Posisi pembangunan Istano Basa yang sekarang telah hangus ini, batagak tunggak tuo (mendirikan tiang utama) dilakukan pada 27 Desember 1976. Letak istana berada di padang gembalaan ke arah selatan di atas tanah milik ahli waris kerajaan. Berdiri gagah sebelum terbakar dengan keindahan Gunung Bungsu di belakangnya, seakan menunjukkan kebesaran dan kejayaan Pagaruyung di masa lampau.

Sekilas sejarah. Kerajaan Pagaruyung didirikan seorang peranakan Minagkabau – Majapahit bernama Adityawarman pada 1347. Ia putra Mahesa Anabrang, panglima perang Kerajaan Sriwijaya dan Dara Jingga, putri dari kerajaan Dharmasraya. Ia juga pernah bersama Mahapatih Gajah Mada menaklukkan Bali dan Palembang. Pengaruh Islam di Pagaruyung berkembang kira-kira abad ke-16 melalui musafir dan guru agama yang singgah dari Aceh dan Malaka.
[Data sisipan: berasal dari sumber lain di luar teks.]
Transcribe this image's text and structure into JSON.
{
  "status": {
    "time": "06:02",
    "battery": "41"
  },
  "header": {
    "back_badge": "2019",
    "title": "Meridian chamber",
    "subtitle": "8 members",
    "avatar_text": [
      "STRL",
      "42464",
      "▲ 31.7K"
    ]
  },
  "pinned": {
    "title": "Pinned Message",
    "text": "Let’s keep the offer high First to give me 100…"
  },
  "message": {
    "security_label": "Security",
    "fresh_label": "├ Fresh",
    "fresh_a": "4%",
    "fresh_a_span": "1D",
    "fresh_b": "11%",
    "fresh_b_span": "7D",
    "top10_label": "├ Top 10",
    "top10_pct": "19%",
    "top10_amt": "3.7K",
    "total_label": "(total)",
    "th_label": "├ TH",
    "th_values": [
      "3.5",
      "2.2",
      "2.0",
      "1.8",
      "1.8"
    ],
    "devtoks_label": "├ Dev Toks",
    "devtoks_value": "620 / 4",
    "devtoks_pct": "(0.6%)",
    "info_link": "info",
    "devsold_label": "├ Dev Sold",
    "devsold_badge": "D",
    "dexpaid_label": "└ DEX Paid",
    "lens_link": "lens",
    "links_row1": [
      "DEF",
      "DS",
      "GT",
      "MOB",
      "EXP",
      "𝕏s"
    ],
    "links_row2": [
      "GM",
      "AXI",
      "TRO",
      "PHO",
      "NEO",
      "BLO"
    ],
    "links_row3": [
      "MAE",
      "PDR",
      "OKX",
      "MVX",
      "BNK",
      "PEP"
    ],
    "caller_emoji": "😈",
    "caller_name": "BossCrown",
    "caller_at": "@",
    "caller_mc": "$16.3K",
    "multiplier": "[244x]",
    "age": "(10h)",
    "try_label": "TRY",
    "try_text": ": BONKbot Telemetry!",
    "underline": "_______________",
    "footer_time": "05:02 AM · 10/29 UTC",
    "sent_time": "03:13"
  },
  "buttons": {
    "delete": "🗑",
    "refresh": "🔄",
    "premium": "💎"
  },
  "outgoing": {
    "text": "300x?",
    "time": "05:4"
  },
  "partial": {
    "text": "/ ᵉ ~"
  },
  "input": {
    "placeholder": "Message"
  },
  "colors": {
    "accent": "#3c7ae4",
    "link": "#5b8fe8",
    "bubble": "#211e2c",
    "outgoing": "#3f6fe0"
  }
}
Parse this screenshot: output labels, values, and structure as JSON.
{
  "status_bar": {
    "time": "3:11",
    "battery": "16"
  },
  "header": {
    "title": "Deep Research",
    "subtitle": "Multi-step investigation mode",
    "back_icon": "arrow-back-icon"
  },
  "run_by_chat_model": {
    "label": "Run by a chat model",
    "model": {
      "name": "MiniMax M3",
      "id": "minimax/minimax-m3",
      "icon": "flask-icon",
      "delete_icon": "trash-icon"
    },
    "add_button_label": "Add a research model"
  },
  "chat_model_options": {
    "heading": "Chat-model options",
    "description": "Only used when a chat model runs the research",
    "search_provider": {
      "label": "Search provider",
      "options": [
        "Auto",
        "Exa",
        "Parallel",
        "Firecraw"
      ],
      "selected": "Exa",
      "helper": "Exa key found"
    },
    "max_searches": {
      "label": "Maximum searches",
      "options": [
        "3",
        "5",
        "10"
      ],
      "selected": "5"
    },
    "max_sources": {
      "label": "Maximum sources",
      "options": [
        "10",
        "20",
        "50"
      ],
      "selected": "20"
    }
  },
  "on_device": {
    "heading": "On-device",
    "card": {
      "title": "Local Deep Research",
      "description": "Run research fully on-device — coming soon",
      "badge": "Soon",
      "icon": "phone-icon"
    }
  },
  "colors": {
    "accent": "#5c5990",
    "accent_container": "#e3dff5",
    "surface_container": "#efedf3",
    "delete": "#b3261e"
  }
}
Salah satu murid ulama Aceh yang terkenal Syaikh Abdurrauf Singkil (Tengku Syiah Kuala), yaitu Syaikh Burhanuddin Ulakan, sosok yang dianggap pertama kali menyebarkan agama Islam di Pagaruyung. Pada abad ke-17, Kerajaan Pagaruyung akhirnya berubah menjadi Kesultanan Islam. Raja Islam pertama bernama Sultan Alif.

Kini, Istano Basa, Lebih dari sekadar area wisata. Di hati urang awak, keberadaan Istano Basa menjadi simbol pemersatu, sejarah, dan kejayaan sebuah negeri. Minagkabau bagian penting dari budaya bangsa Indonesia sekaligus sebagai salah satu warisan dunia (world heritage). Meski kini tinggal arang, musibah ini menjadi momentum untuk membangun kembali Istano Basa, sekaligus melakukan revitalisasi nilai-nilai adat dan kebudayaan Minangkabau dalam arti luas. Momentum untuk ‘mambangkik batang tarandam’.

Spirit Pagaruyung

Jika tidak ada aral melintang, 24 Maret nanti di halaman puing Istano Basa Pagaruyung di Jalan Sutan Alam Bagargasyah Nagari Pagaruyung, Kecamatan Tanjung Emas, Kab Tanah Datar akan digelar pentas budaya Minangkabau. Sebagaimana hasil musyawarah Baznas – Dompet Dhuafa Republika yang diwakili Direktur Program, Kusnandar dengan Pemerintah Daerah Tanah Datar, yang diwakili Wakil Bupati, Aulizal Syuib, Rabu (14/3), gelar budaya ini sebagai tonggak recovery pasca gempa.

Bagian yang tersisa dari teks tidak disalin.